これが地味に痛かった。なぜなら四五を振った時点で主人公が未来へ帰る必要性が弱くなってしまったから。実際、他のルートでは四五だけ未来へ帰りあっさりこの時代で生きていくことを選んでいる。ところが一転、最終アリスルートではなぜか執拗に未来に帰りたがるから違和感がある。
未来へ帰るために試行錯誤してたから帰りたいのは当たり前と思う反面、四五と違って主人公は未来でどうしたいって部分が見えないから納得出来ない。結局タイムマシンを直さなければいけない理由の大半は最初から変わらず四五のままで自身に対する動機がない。

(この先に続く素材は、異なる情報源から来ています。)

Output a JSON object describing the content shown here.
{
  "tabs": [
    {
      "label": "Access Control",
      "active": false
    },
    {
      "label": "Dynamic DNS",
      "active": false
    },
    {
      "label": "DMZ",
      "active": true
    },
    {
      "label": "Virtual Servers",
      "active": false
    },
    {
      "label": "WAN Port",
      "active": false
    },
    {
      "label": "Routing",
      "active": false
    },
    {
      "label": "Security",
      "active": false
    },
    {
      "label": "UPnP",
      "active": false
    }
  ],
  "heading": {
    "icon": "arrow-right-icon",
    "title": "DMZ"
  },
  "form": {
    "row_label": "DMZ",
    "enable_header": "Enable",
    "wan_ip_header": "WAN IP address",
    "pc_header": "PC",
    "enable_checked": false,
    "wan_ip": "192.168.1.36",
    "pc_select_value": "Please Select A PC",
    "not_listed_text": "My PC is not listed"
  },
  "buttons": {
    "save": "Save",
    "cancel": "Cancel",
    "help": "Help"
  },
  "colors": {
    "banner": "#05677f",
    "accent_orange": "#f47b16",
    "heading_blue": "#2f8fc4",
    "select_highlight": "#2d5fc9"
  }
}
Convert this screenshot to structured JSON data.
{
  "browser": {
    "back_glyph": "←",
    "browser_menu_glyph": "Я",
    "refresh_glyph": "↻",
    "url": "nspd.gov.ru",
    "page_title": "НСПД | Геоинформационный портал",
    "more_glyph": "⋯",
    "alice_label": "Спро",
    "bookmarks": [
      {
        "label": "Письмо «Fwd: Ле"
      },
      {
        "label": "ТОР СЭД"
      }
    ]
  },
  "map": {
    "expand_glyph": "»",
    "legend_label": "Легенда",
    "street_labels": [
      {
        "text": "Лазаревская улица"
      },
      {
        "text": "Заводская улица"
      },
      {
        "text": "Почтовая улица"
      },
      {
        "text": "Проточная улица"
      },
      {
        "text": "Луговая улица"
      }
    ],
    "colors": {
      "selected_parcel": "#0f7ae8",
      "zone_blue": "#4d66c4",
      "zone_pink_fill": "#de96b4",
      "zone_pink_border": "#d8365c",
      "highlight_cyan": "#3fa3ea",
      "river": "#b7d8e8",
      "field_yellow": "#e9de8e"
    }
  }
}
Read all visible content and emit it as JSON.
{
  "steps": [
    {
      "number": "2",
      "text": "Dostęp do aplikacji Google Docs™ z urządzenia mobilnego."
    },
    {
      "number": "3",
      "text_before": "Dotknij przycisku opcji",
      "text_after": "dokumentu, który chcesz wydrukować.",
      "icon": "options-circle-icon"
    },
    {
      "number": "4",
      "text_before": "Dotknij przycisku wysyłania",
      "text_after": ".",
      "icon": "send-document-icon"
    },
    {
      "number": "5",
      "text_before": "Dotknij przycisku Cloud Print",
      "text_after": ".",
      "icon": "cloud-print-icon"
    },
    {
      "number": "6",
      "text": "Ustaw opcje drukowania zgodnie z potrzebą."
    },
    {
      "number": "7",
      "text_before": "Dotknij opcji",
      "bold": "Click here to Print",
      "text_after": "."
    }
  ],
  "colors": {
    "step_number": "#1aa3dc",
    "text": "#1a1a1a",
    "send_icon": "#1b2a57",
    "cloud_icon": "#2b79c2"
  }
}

 これらの問題の根本は主人公の成長が無いからだと考えている。科学を頑張るそのために未来に帰るのなら一度諦めたものがタイムトラベルを経て再び前を向く物語として成り立つ。しかし、その重要な部分があまり描かれていない上に前述の通り他のルートでは何の躊躇いもなく残るから行動と変化にギャップが起きる。今と未来を天秤にかけた葛藤がないに等しく、恋仲になった人との一方的な別れにしかなっていない。尺が足りてないとか描写が足りないとか原因は色々あるけど、結局主人公何もしてない(変わってない)よねって話。

キャラ別

・四五

 明確なスイッチがあるわけではなく、日常会話の中に少しデレを入れていくクーデレなので可愛かったです。最初片乳揉んだ時に思い描いたこの子とハッピーエンド迎える未来は儚く消えた。何が悲しいって他ルートに入ると毎回のように未練タラタラ。しかも、振った後の方が四五らしさが出ていて良いのがまた何とも言い難い。Hシーンでは計測キャラが腐ってて色々惜しい。

 

・ラビ

 好きなキャラではなかったが一番良かった。タイムトラベルで成し得た願いとその代償を支払うカジュアルな本作がボカしている理想と現実を体現してる。
修理する必要があるので万能役として便利過ぎてストーリーの都合に動かされたのは残念。ラストは有耶無耶だし個別ルートではなくタイムトラベルの功罪を描くメインイベントでも良かった。

 

・春

 好きな要素はたくさんあるのに全てが薄い。和服でおっぱいデカいお姉さん好きの私でもどうかと…。

 

・エミー

 芋メイド可愛い。男爵MVが一番の見所なんじゃないでしょうか。これと言って感想は無いのが本音。林檎よりじゃがいもの方が目立ってるのはこの子のせい。

 

・アリス

 今思うと本作はアリスが主人公で数奇な出会いをして科学者として邁進する物語だったのかもしれない。

おわり

 間違いなく面白かったし勧められる。比較的短めでサクッと遊びたい人には良い。ただ、ちゃんと考え始めると”良い”とは言えないそんな作品。